Le président Xi Jinping est attendu au sommet de la Coopération économique pour l'Asie-Pacifique (Apec) à Lima aux côtés des dirigeants des économies de la zone, qui représente 60 % du PIB mondial et réunit 21 pays membres, dont le Japon, la Corée du Sud, les Etats-Unis, le Mexique ou encore la Russie. En marge du sommet de l'Apec, le chef d'État chinois devrait inaugurer avec son homologue péruvienne Dina Boluarte le nouveau mégaport de Chancay, situé au nord de Lima. Financé par la Chine à hauteur de 3,5 Md$, le terminal, qui sera doté de 15 quais à terme, illustre l'influence croissante du géant asiatique en Amérique latine, autrefois considérée comme le domaine réservé des États-Unis.

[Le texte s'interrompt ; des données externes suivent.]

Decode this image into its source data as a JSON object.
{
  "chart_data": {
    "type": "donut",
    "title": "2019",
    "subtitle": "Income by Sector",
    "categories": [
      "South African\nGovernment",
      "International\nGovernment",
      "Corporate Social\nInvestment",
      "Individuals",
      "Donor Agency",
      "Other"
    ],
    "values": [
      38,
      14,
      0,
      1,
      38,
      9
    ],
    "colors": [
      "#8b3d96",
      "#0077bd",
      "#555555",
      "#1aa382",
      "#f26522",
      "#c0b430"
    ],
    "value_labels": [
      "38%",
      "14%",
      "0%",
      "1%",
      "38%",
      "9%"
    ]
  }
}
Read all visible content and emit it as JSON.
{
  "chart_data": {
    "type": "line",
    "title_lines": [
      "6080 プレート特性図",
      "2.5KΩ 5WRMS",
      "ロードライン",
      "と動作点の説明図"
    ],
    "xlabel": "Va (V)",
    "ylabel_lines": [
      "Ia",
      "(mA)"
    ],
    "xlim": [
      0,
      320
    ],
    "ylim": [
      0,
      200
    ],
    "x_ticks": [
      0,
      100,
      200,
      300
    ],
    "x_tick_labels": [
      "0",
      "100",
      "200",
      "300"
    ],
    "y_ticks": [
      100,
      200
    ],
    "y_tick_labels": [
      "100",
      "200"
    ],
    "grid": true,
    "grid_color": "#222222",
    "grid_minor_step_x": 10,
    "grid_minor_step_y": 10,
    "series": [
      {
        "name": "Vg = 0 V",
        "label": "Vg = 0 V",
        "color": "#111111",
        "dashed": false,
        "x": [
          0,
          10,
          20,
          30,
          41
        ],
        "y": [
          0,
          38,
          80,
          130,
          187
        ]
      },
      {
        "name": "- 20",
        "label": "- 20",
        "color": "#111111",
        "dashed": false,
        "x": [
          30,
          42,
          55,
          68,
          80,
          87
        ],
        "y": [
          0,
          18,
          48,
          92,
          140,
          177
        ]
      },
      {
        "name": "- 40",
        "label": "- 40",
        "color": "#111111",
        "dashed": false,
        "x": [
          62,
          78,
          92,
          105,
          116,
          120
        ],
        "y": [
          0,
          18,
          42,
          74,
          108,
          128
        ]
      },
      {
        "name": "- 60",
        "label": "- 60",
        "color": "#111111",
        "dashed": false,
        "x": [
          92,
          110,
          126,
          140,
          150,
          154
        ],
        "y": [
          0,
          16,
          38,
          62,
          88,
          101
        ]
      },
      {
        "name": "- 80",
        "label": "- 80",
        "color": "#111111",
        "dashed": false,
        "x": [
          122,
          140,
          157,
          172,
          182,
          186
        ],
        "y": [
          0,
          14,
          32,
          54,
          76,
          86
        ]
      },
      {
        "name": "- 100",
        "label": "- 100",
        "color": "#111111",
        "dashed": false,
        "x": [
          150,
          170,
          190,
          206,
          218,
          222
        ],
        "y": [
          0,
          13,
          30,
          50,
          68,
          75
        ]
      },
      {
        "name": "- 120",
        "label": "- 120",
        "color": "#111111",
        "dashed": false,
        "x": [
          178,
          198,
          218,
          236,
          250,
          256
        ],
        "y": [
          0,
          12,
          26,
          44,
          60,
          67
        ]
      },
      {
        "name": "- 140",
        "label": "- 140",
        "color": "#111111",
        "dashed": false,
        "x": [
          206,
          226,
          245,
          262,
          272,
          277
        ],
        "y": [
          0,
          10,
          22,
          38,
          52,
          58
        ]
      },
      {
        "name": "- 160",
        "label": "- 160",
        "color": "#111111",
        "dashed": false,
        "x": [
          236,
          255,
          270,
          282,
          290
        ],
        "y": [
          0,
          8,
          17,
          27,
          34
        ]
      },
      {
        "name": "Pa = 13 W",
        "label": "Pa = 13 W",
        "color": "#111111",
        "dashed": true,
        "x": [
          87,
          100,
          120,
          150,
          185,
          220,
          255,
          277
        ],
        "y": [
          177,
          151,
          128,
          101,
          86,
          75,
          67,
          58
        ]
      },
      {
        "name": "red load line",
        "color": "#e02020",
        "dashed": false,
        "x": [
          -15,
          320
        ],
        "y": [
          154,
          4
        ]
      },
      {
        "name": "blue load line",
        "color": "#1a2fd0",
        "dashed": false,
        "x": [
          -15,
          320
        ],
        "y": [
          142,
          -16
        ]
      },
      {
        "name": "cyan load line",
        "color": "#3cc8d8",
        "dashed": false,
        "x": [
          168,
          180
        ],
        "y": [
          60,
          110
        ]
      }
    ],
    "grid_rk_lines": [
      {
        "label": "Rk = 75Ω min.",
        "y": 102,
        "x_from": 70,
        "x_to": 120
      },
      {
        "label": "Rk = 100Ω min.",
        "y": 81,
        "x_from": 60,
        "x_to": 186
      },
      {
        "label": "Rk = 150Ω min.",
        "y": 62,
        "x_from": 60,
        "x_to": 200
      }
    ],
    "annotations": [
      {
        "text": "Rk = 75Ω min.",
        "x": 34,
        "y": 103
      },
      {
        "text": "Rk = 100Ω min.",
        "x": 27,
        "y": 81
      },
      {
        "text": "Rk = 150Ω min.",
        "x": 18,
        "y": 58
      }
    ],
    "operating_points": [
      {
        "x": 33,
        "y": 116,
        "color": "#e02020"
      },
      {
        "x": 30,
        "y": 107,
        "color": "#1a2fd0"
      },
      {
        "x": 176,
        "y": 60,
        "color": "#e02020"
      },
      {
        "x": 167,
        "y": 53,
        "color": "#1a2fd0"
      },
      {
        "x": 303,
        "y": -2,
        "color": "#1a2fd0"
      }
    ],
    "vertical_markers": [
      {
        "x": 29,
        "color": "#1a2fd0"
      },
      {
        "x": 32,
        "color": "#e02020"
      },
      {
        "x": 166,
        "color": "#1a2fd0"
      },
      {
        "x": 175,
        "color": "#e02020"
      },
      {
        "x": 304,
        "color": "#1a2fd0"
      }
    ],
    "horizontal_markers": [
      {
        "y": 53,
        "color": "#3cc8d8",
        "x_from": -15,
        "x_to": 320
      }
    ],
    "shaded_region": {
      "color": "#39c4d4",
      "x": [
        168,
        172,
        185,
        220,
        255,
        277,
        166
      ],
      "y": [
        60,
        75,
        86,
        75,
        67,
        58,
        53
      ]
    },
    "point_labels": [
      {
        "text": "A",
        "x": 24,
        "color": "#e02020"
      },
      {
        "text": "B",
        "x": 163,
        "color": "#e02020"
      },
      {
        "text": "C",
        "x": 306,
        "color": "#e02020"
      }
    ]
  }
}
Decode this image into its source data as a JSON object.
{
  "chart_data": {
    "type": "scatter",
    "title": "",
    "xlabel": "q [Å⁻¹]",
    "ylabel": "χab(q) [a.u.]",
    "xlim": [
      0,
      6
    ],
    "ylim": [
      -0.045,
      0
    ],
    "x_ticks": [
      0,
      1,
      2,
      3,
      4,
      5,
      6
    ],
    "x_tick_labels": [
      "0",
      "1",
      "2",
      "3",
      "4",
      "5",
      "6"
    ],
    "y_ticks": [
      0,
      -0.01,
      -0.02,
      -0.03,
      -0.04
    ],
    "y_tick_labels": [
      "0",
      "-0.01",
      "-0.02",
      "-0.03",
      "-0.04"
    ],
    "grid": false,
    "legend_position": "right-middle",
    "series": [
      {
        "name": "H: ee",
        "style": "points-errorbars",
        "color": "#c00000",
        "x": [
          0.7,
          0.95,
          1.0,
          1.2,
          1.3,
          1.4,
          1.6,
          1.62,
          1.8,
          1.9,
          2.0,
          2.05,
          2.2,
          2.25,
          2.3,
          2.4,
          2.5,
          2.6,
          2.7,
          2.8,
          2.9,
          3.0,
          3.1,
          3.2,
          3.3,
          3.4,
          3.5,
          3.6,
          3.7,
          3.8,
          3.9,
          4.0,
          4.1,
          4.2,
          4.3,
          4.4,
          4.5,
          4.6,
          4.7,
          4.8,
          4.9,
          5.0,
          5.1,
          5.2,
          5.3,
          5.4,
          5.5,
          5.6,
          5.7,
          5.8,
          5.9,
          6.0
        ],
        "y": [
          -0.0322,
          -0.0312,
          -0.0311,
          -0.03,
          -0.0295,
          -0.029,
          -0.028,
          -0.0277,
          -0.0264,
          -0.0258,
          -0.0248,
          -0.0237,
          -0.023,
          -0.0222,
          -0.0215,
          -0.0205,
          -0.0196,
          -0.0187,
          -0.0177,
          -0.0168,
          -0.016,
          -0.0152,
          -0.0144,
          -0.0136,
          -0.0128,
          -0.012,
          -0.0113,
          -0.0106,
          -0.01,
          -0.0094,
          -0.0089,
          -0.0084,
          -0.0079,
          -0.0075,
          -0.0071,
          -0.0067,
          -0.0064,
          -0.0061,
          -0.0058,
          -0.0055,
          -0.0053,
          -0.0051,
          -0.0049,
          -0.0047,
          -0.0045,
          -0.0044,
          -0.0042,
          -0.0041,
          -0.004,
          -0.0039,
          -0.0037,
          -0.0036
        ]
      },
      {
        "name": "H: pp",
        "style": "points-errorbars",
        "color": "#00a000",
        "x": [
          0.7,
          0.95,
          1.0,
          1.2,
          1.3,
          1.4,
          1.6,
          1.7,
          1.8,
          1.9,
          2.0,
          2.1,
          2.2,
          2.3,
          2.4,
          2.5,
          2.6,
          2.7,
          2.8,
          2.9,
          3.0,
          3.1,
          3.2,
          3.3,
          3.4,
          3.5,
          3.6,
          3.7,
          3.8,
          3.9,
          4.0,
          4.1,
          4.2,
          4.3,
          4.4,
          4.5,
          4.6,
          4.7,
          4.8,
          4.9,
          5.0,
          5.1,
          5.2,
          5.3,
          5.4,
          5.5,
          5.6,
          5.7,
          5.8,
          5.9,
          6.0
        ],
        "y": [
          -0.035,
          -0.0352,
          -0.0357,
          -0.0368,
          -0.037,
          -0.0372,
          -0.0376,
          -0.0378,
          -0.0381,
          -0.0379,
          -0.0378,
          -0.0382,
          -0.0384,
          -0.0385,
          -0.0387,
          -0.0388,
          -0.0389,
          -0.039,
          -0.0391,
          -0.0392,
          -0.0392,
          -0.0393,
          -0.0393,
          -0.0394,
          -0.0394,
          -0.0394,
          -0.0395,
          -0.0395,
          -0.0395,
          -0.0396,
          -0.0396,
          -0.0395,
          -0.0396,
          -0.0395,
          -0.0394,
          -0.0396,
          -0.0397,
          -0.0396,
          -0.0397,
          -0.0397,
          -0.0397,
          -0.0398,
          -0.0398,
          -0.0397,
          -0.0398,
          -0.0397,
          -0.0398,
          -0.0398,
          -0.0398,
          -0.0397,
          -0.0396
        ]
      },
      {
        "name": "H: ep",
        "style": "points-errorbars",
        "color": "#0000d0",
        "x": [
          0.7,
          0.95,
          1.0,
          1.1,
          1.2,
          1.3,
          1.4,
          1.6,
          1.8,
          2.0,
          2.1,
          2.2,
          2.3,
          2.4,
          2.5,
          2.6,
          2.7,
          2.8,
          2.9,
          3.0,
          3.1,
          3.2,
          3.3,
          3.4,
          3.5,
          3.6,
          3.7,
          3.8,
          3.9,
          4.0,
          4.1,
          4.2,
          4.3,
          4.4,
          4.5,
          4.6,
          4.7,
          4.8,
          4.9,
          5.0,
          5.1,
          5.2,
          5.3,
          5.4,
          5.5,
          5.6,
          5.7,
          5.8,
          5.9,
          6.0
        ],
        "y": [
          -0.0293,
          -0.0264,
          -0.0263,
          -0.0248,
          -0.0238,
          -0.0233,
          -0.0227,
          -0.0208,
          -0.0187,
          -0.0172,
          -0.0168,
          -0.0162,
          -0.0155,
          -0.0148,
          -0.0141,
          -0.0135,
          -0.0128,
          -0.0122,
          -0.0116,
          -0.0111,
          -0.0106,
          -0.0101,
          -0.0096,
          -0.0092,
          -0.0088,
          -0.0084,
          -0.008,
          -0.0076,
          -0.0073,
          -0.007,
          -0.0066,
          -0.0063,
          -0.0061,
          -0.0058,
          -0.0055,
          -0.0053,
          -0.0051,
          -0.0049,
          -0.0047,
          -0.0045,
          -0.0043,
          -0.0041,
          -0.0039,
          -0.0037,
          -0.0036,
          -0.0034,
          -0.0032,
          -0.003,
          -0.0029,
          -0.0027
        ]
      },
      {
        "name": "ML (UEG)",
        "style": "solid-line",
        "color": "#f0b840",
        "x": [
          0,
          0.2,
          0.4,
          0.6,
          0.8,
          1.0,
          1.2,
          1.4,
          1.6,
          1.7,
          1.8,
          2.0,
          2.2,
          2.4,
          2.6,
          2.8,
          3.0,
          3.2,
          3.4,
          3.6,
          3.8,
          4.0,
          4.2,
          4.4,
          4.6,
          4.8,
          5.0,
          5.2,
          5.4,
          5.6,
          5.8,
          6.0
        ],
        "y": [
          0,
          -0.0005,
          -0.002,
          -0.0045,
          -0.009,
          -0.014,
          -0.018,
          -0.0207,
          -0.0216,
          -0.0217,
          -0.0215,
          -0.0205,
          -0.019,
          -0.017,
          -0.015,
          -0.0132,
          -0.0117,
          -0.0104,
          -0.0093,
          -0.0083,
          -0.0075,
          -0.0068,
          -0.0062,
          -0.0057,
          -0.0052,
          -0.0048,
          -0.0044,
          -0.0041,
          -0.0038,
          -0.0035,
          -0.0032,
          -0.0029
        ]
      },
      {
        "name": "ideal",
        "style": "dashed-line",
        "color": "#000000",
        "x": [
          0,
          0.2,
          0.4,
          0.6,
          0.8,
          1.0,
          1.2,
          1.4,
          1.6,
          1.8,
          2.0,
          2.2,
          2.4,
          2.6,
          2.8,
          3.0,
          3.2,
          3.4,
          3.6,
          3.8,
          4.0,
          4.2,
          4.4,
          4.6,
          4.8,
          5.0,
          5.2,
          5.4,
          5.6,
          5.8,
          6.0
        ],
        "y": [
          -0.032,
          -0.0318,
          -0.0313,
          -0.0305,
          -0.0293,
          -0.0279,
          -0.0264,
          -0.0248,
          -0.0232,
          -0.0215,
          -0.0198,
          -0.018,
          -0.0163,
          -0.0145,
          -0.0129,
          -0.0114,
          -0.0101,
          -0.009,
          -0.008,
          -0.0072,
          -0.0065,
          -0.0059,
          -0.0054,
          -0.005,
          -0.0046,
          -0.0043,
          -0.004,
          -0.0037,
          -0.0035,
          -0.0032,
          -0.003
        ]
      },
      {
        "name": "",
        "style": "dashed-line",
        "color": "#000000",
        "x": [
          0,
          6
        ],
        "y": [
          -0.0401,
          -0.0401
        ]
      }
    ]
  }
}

Le commerce bilatéral entre le géant asiatique et le Pérou, l'une des économies à la croissance la plus rapide d'Amérique latine au cours de la dernière décennie, s'élevait en 2023 à près de 36 Md$, ce qui fait du Pérou le quatrième partenaire commercial de la Chine en Amérique latine. Le mégaport de Chancay bénéficiera également au Chili, à la Colombie et à l'Equateur, entre autres pays d'Amérique du Sud. Il leur permettra de se passer des ports mexicains et américains pour leur commerce avec l'Asie.